Management Commentary

  • CEO strategic stance: “We delivered strong third quarter earnings… we continue to expect to deliver 2025 adjusted earnings per share in a range of $4.40 to $4.60.”
  • On M&A fit and growth: “The acquisition… represents a compelling strategic fit… expanding our regulated utility footprint… supports our long-term adjusted earnings per share growth of 5–7%.”
  • Regulatory tone: “The unanimous stipulation and agreement… represents a constructive step… a shared commitment to safely delivering reliable and affordable energy.”
  • CFO on outlook: “We are affirming our fiscal 2025 adjusted EPS guidance… expect utility earnings to be lower in the range and midstream earnings to be higher in the range.”
  • CFO on 2026 uplift: “With new rates in Missouri… we anticipate adjusted earnings at our Utility segment to be meaningfully higher in 2026.”

Q&A Highlights

  • Balance sheet metrics: Management reaffirmed FFO/debt target of 15–16%; may take longer to re-attain through the acquisition transition, but remains the goal .
  • Midstream run-rate: ~90% of the YOY midstream increase tied to storage; on net income, ~75% storage/25% pipeline; expansion complete with returns above expectations .
  • Pipeline opportunities: Electric load growth in Missouri creating low‑capex opportunities on pipelines over future years .
  • Marketing cadence: Q3 was well‑positioned; summer quarter tends to be quieter; management comfortable with full‑year targets .
  • O&M trajectory: Target at/below inflation; YTD O&M <1% above prior year despite quarter-specific one‑timers .

Estimates Context

  • Q3 FY25 vs S&P Global consensus:

    • Revenue: $421.9M vs $419.3M est. (beat by ~$2.6M) ; estimate from S&P Global*.
    • EBITDA: $148.9M vs $120.3M est. (beat by ~$28.6M); estimates/actual from S&P Global*.
    • Adj. EPS: $0.01 vs ($0.08) est. (beat by $0.09); estimates/actual from S&P Global*.
  • Forward look (select): FY25 Q4 revenue/EPS estimates exist but are outside the focal quarter; FY26 Q1 EPS est. ~$1.60; use with caution pending year‑end guidance update [GetEstimates].
    Values retrieved from S&P Global

Key Takeaways for Investors

  • Q3 was a clear beat driven by midstream storage and solid execution; the quarter also marked a transition to higher regulatory visibility in Missouri ahead of FY26 .
  • Guidance intact with higher capex signals more growth investment now paired with pending rate alignment; expect utility earnings uplift in FY26 as new MO rates take effect .
  • The TN acquisition is a meaningful scale and quality upgrade; financing flexibility includes bridge, balanced capital (debt/equity/hybrid) and potential non‑utility asset sales—monitor leverage metrics vs FFO/debt targets (15–16%) .
  • O&M discipline continues to underpin affordability and earnings quality; year‑to‑date O&M trending below 1% increase despite inflationary pressures .
  • Midstream expansion is complete and performing above expectations; watch for sustained contribution from storage in FY26 and beyond .
  • Near‑term trading catalysts: formal approval of the MO stipulation and new rate effective date, regulatory milestones on TN acquisition, any capital recycling (non‑utility asset sale), and year‑end guidance reset for FY26 .

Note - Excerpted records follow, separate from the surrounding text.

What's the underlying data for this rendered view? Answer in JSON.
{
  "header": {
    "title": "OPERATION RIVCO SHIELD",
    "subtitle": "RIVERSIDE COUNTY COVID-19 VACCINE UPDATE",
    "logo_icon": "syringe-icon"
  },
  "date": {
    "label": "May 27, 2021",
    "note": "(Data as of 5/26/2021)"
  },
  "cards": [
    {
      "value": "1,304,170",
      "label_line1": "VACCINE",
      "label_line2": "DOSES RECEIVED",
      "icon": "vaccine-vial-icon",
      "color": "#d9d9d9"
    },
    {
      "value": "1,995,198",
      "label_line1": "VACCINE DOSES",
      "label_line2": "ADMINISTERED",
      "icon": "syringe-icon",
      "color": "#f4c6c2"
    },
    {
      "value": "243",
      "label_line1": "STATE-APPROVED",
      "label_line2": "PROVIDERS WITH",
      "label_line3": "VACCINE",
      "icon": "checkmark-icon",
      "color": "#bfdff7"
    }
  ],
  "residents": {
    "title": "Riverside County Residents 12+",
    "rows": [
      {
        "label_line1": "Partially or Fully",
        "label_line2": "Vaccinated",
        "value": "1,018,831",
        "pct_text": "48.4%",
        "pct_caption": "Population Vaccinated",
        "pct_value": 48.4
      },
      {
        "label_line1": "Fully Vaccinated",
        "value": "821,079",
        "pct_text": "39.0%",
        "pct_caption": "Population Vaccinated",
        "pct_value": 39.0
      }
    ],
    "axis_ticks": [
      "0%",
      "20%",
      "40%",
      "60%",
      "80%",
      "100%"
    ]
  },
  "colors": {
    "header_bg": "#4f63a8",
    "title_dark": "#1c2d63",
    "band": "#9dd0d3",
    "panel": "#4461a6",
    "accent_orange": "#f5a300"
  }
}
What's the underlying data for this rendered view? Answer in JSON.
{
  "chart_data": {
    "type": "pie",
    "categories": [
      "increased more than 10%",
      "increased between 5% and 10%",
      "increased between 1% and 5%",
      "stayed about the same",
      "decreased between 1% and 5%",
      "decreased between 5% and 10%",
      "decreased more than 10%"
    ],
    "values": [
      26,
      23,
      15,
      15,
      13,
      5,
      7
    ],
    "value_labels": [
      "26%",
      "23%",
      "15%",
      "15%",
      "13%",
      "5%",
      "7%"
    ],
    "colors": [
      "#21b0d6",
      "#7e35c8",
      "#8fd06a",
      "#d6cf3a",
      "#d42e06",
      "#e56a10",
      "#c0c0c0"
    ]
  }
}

Notes on non‑GAAP and sources: Adjusted earnings, contribution margin and related reconciliations provided by SR; see press release and 8‑K exhibits for definitions and reconciliations . All document-based figures include citations. Consensus and margin metrics with asterisks are Values retrieved from S&P Global*.